Catherine O’Hara falleció el pasado 30 de enero a los 71 años en la ciudad de Los Ángeles tras enfrentar una breve pero agresiva enfermedad. Aunque inicialmente se mantuvo bajo reserva el motivo de su partida, el Departamento de Salud Pública del Condado de Los Ángeles emitió este 9 de febrero el informe oficial. El documento médico señala que la causa inmediata del deceso fue una embolia pulmonar, identificando al cáncer rectal como la afección subyacente que desencadenó el fallo sistémico.
La emergencia ocurrió durante la madrugada, cuando el cuerpo de bomberos acudió a su residencia tras un reporte recibido a las 4:48 horas. La actriz ingresó al hospital en estado grave, falleciendo poco tiempo después. Los registros oficiales confirman que los restos de la intérprete fueron cremados y entregados a su esposo, el reconocido diseñador de producción Bo Welch, con quien compartió más de tres décadas de matrimonio y procreó a sus dos hijos, Matthew y Luke.

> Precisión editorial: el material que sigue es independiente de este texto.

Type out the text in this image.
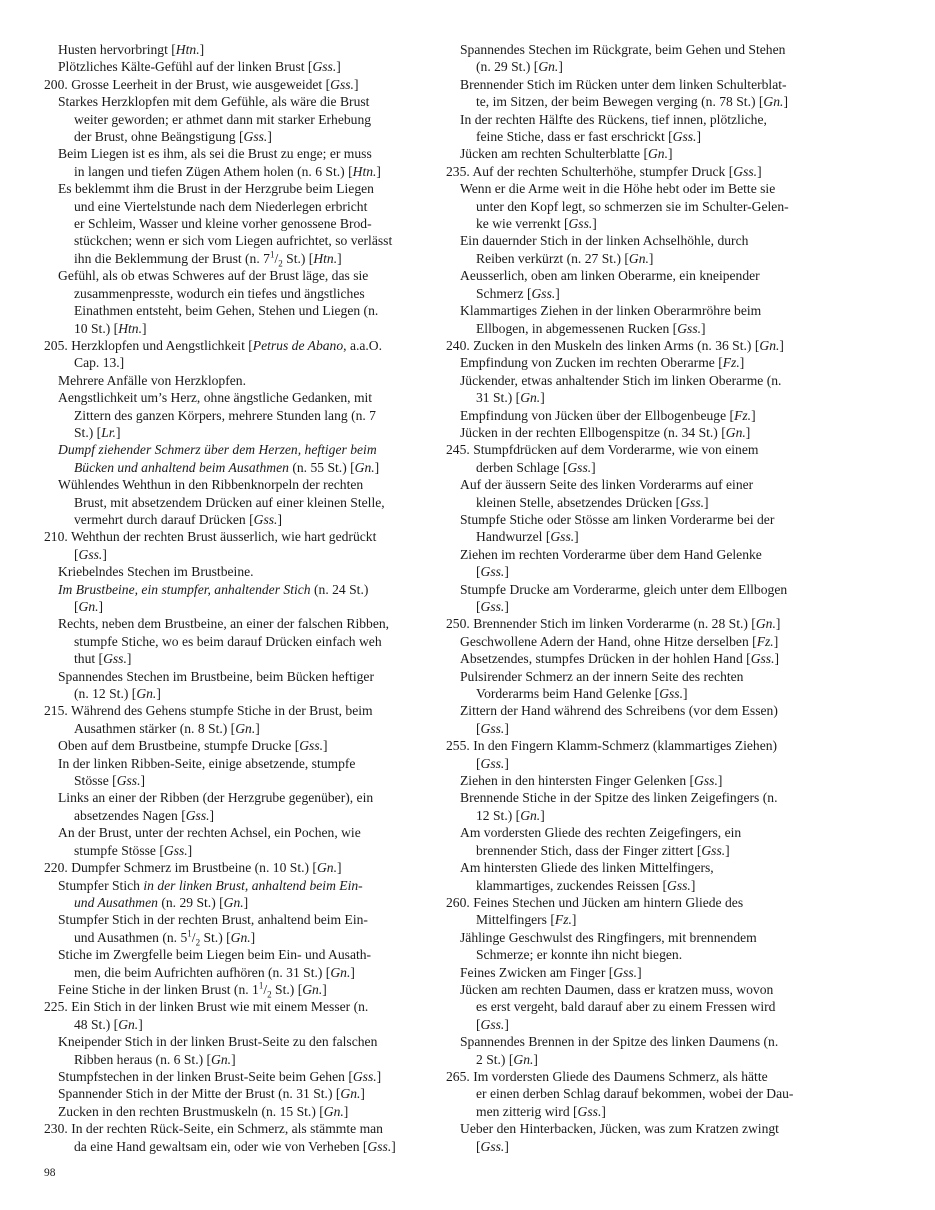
Husten hervorbringt [Htn.]
Plötzliches Kälte-Gefühl auf der linken Brust [Gss.]
200. Grosse Leerheit in der Brust, wie ausgeweidet [Gss.]
Starkes Herzklopfen mit dem Gefühle, als wäre die Brust
weiter geworden; er athmet dann mit starker Erhebung
der Brust, ohne Beängstigung [Gss.]
Beim Liegen ist es ihm, als sei die Brust zu enge; er muss
in langen und tiefen Zügen Athem holen (n. 6 St.) [Htn.]
Es beklemmt ihm die Brust in der Herzgrube beim Liegen
und eine Viertelstunde nach dem Niederlegen erbricht
er Schleim, Wasser und kleine vorher genossene Brod-
stückchen; wenn er sich vom Liegen aufrichtet, so verlässt
ihn die Beklemmung der Brust (n. $7^1/_2$ St.) [Htn.]
Gefühl, als ob etwas Schweres auf der Brust läge, das sie
zusammenpresste, wodurch ein tiefes und ängstliches
Einathmen entsteht, beim Gehen, Stehen und Liegen (n.
10 St.) [Htn.]
205. Herzklopfen und Aengstlichkeit [Petrus de Abano, a.a.O.
Cap. 13.]
Mehrere Anfälle von Herzklopfen.
Aengstlichkeit um’s Herz, ohne ängstliche Gedanken, mit
Zittern des ganzen Körpers, mehrere Stunden lang (n. 7
St.) [Lr.]
Dumpf ziehender Schmerz über dem Herzen, heftiger beim
Bücken und anhaltend beim Ausathmen (n. 55 St.) [Gn.]
Wühlendes Wehthun in den Ribbenknorpeln der rechten
Brust, mit absetzendem Drücken auf einer kleinen Stelle,
vermehrt durch darauf Drücken [Gss.]
210. Wehthun der rechten Brust äusserlich, wie hart gedrückt
[Gss.]
Kriebelndes Stechen im Brustbeine.
Im Brustbeine, ein stumpfer, anhaltender Stich (n. 24 St.)
[Gn.]
Rechts, neben dem Brustbeine, an einer der falschen Ribben,
stumpfe Stiche, wo es beim darauf Drücken einfach weh
thut [Gss.]
Spannendes Stechen im Brustbeine, beim Bücken heftiger
(n. 12 St.) [Gn.]
215. Während des Gehens stumpfe Stiche in der Brust, beim
Ausathmen stärker (n. 8 St.) [Gn.]
Oben auf dem Brustbeine, stumpfe Drucke [Gss.]
In der linken Ribben-Seite, einige absetzende, stumpfe
Stösse [Gss.]
Links an einer der Ribben (der Herzgrube gegenüber), ein
absetzendes Nagen [Gss.]
An der Brust, unter der rechten Achsel, ein Pochen, wie
stumpfe Stösse [Gss.]
220. Dumpfer Schmerz im Brustbeine (n. 10 St.) [Gn.]
Stumpfer Stich in der linken Brust, anhaltend beim Ein-
und Ausathmen (n. 29 St.) [Gn.]
Stumpfer Stich in der rechten Brust, anhaltend beim Ein-
und Ausathmen (n. $5^1/_2$ St.) [Gn.]
Stiche im Zwergfelle beim Liegen beim Ein- und Ausath-
men, die beim Aufrichten aufhören (n. 31 St.) [Gn.]
Feine Stiche in der linken Brust (n. $1^1/_2$ St.) [Gn.]
225. Ein Stich in der linken Brust wie mit einem Messer (n.
48 St.) [Gn.]
Kneipender Stich in der linken Brust-Seite zu den falschen
Ribben heraus (n. 6 St.) [Gn.]
Stumpfstechen in der linken Brust-Seite beim Gehen [Gss.]
Spannender Stich in der Mitte der Brust (n. 31 St.) [Gn.]
Zucken in den rechten Brustmuskeln (n. 15 St.) [Gn.]
230. In der rechten Rück-Seite, ein Schmerz, als stämmte man
da eine Hand gewaltsam ein, oder wie von Verheben [Gss.]
Spannendes Stechen im Rückgrate, beim Gehen und Stehen
(n. 29 St.) [Gn.]
Brennender Stich im Rücken unter dem linken Schulterblat-
te, im Sitzen, der beim Bewegen verging (n. 78 St.) [Gn.]
In der rechten Hälfte des Rückens, tief innen, plötzliche,
feine Stiche, dass er fast erschrickt [Gss.]
Jücken am rechten Schulterblatte [Gn.]
235. Auf der rechten Schulterhöhe, stumpfer Druck [Gss.]
Wenn er die Arme weit in die Höhe hebt oder im Bette sie
unter den Kopf legt, so schmerzen sie im Schulter-Gelen-
ke wie verrenkt [Gss.]
Ein dauernder Stich in der linken Achselhöhle, durch
Reiben verkürzt (n. 27 St.) [Gn.]
Aeusserlich, oben am linken Oberarme, ein kneipender
Schmerz [Gss.]
Klammartiges Ziehen in der linken Oberarmröhre beim
Ellbogen, in abgemessenen Rucken [Gss.]
240. Zucken in den Muskeln des linken Arms (n. 36 St.) [Gn.]
Empfindung von Zucken im rechten Oberarme [Fz.]
Jückender, etwas anhaltender Stich im linken Oberarme (n.
31 St.) [Gn.]
Empfindung von Jücken über der Ellbogenbeuge [Fz.]
Jücken in der rechten Ellbogenspitze (n. 34 St.) [Gn.]
245. Stumpfdrücken auf dem Vorderarme, wie von einem
derben Schlage [Gss.]
Auf der äussern Seite des linken Vorderarms auf einer
kleinen Stelle, absetzendes Drücken [Gss.]
Stumpfe Stiche oder Stösse am linken Vorderarme bei der
Handwurzel [Gss.]
Ziehen im rechten Vorderarme über dem Hand Gelenke
[Gss.]
Stumpfe Drucke am Vorderarme, gleich unter dem Ellbogen
[Gss.]
250. Brennender Stich im linken Vorderarme (n. 28 St.) [Gn.]
Geschwollene Adern der Hand, ohne Hitze derselben [Fz.]
Absetzendes, stumpfes Drücken in der hohlen Hand [Gss.]
Pulsirender Schmerz an der innern Seite des rechten
Vorderarms beim Hand Gelenke [Gss.]
Zittern der Hand während des Schreibens (vor dem Essen)
[Gss.]
255. In den Fingern Klamm-Schmerz (klammartiges Ziehen)
[Gss.]
Ziehen in den hintersten Finger Gelenken [Gss.]
Brennende Stiche in der Spitze des linken Zeigefingers (n.
12 St.) [Gn.]
Am vordersten Gliede des rechten Zeigefingers, ein
brennender Stich, dass der Finger zittert [Gss.]
Am hintersten Gliede des linken Mittelfingers,
klammartiges, zuckendes Reissen [Gss.]
260. Feines Stechen und Jücken am hintern Gliede des
Mittelfingers [Fz.]
Jählinge Geschwulst des Ringfingers, mit brennendem
Schmerze; er konnte ihn nicht biegen.
Feines Zwicken am Finger [Gss.]
Jücken am rechten Daumen, dass er kratzen muss, wovon
es erst vergeht, bald darauf aber zu einem Fressen wird
[Gss.]
Spannendes Brennen in der Spitze des linken Daumens (n.
2 St.) [Gn.]
265. Im vordersten Gliede des Daumens Schmerz, als hätte
er einen derben Schlag darauf bekommen, wobei der Dau-
men zitterig wird [Gss.]
Ueber den Hinterbacken, Jücken, was zum Kratzen zwingt
[Gss.]
98
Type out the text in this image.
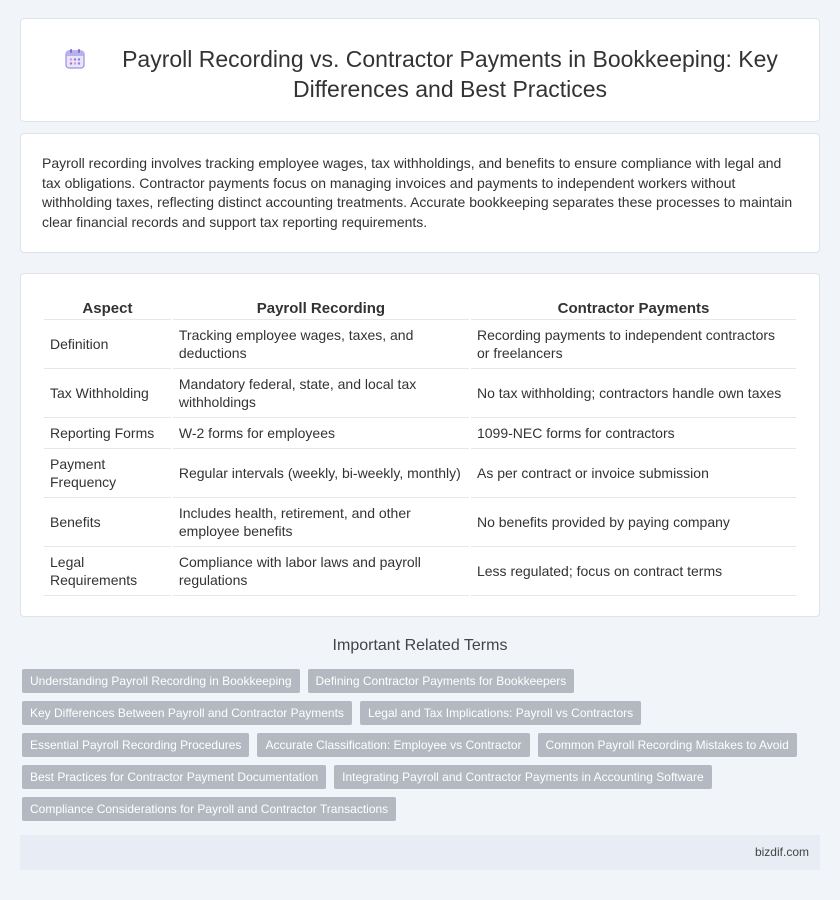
Payroll Recording vs. Contractor Payments in Bookkeeping: Key Differences and Best Practices

Payroll recording involves tracking employee wages, tax withholdings, and benefits to ensure compliance with legal and tax obligations. Contractor payments focus on managing invoices and payments to independent workers without withholding taxes, reflecting distinct accounting treatments. Accurate bookkeeping separates these processes to maintain clear financial records and support tax reporting requirements.

Aspect	Payroll Recording	Contractor Payments
Definition	Tracking employee wages, taxes, and deductions	Recording payments to independent contractors or freelancers
Tax Withholding	Mandatory federal, state, and local tax withholdings	No tax withholding; contractors handle own taxes
Reporting Forms	W-2 forms for employees	1099-NEC forms for contractors
Payment Frequency	Regular intervals (weekly, bi-weekly, monthly)	As per contract or invoice submission
Benefits	Includes health, retirement, and other employee benefits	No benefits provided by paying company
Legal Requirements	Compliance with labor laws and payroll regulations	Less regulated; focus on contract terms
Important Related Terms
Understanding Payroll Recording in Bookkeeping	Defining Contractor Payments for Bookkeepers
Key Differences Between Payroll and Contractor Payments	Legal and Tax Implications: Payroll vs Contractors
Essential Payroll Recording Procedures	Accurate Classification: Employee vs Contractor	Common Payroll Recording Mistakes to Avoid
Best Practices for Contractor Payment Documentation	Integrating Payroll and Contractor Payments in Accounting Software
Compliance Considerations for Payroll and Contractor Transactions
bizdif.com
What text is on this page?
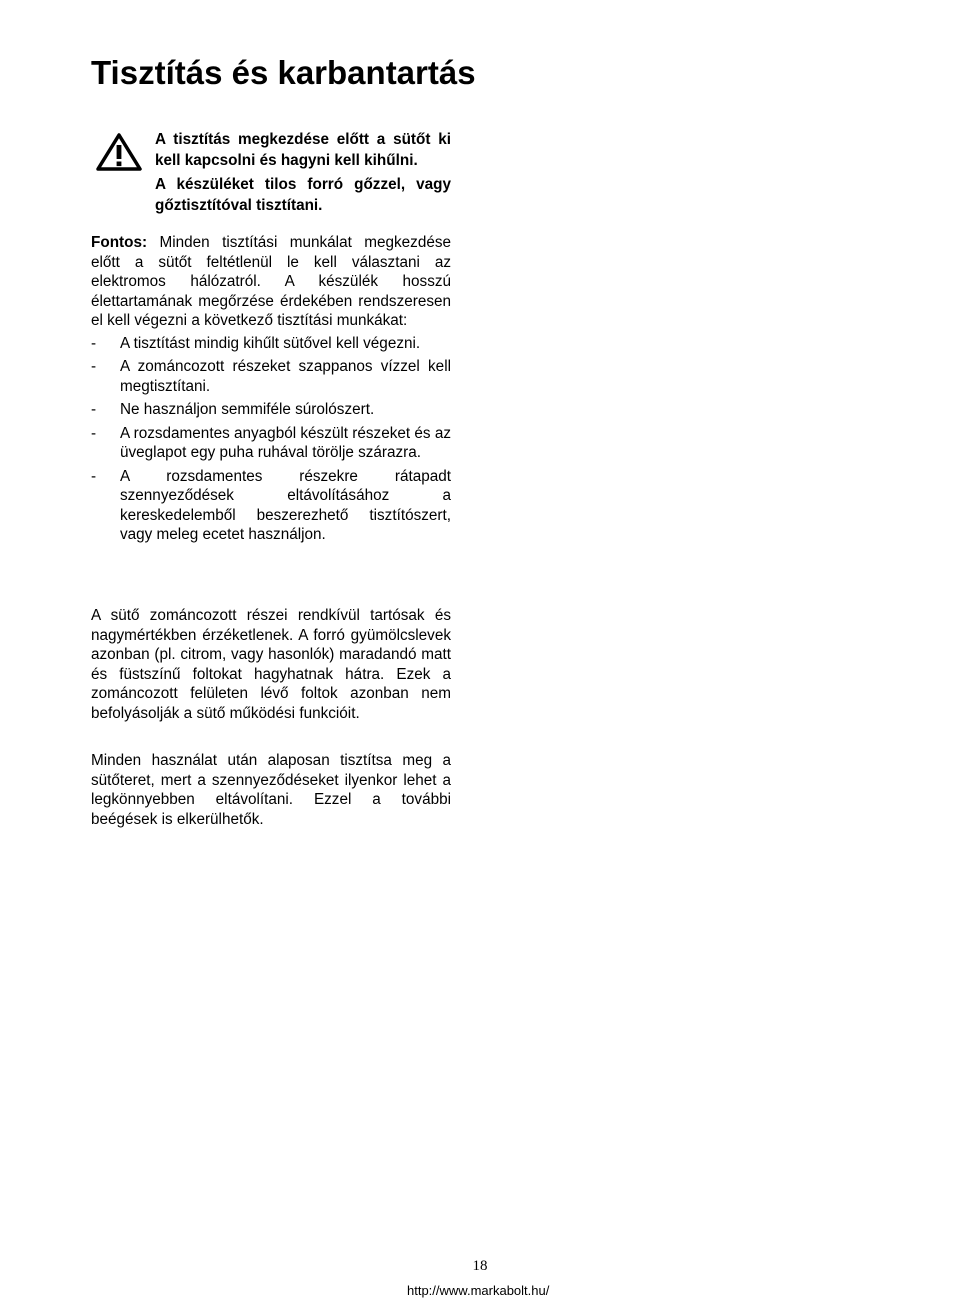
Tisztítás és karbantartás

A tisztítás megkezdése előtt a sütőt ki kell kapcsolni és hagyni kell kihűlni.

A készüléket tilos forró gőzzel, vagy gőztisztítóval tisztítani.

Fontos: Minden tisztítási munkálat megkezdése előtt a sütőt feltétlenül le kell választani az elektromos hálózatról. A készülék hosszú élettartamának megőrzése érdekében rendszeresen el kell végezni a következő tisztítási munkákat:

- A tisztítást mindig kihűlt sütővel kell végezni.
- A zománcozott részeket szappanos vízzel kell megtisztítani.
- Ne használjon semmiféle súrolószert.
- A rozsdamentes anyagból készült részeket és az üveglapot egy puha ruhával törölje szárazra.
- A rozsdamentes részekre rátapadt szennyeződések eltávolításához a kereskedelemből beszerezhető tisztítószert, vagy meleg ecetet használjon.

A sütő zománcozott részei rendkívül tartósak és nagymértékben érzéketlenek. A forró gyümölcslevek azonban (pl. citrom, vagy hasonlók) maradandó matt és füstszínű foltokat hagyhatnak hátra. Ezek a zománcozott felületen lévő foltok azonban nem befolyásolják a sütő működési funkcióit.

Minden használat után alaposan tisztítsa meg a sütőteret, mert a szennyeződéseket ilyenkor lehet a legkönnyebben eltávolítani. Ezzel a további beégések is elkerülhetők.

18
http://www.markabolt.hu/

En el historial clínico de la artista destaca el padecimiento de situs inversus, una anomalía congénita donde los órganos internos se ubican en una posición inversa a la habitual. Si bien esta condición no suele representar un peligro directo, expertos señalan que puede complicar diagnósticos médicos debido a la manifestación atípica de los síntomas. O’Hara mantuvo su actividad profesional hasta sus últimos meses, participando recientemente en producciones de alto perfil como The Last of Us y The Studio.
Nacida en Toronto, la trayectoria de O’Hara abarcó cinco décadas en las que se convirtió en un ícono de la comedia y el drama. Su trabajo en clásicos como Beetlejuice y su papel como Kate McCallister en la saga de Mi pobre angelito la inmortalizaron en la cultura popular. En años recientes, su interpretación de Moira Rose en Schitt’s Creek le otorgó un renovado reconocimiento global y múltiples galardones, consolidándola como una de las figuras más versátiles y queridas de la industria audiovisual contemporánea.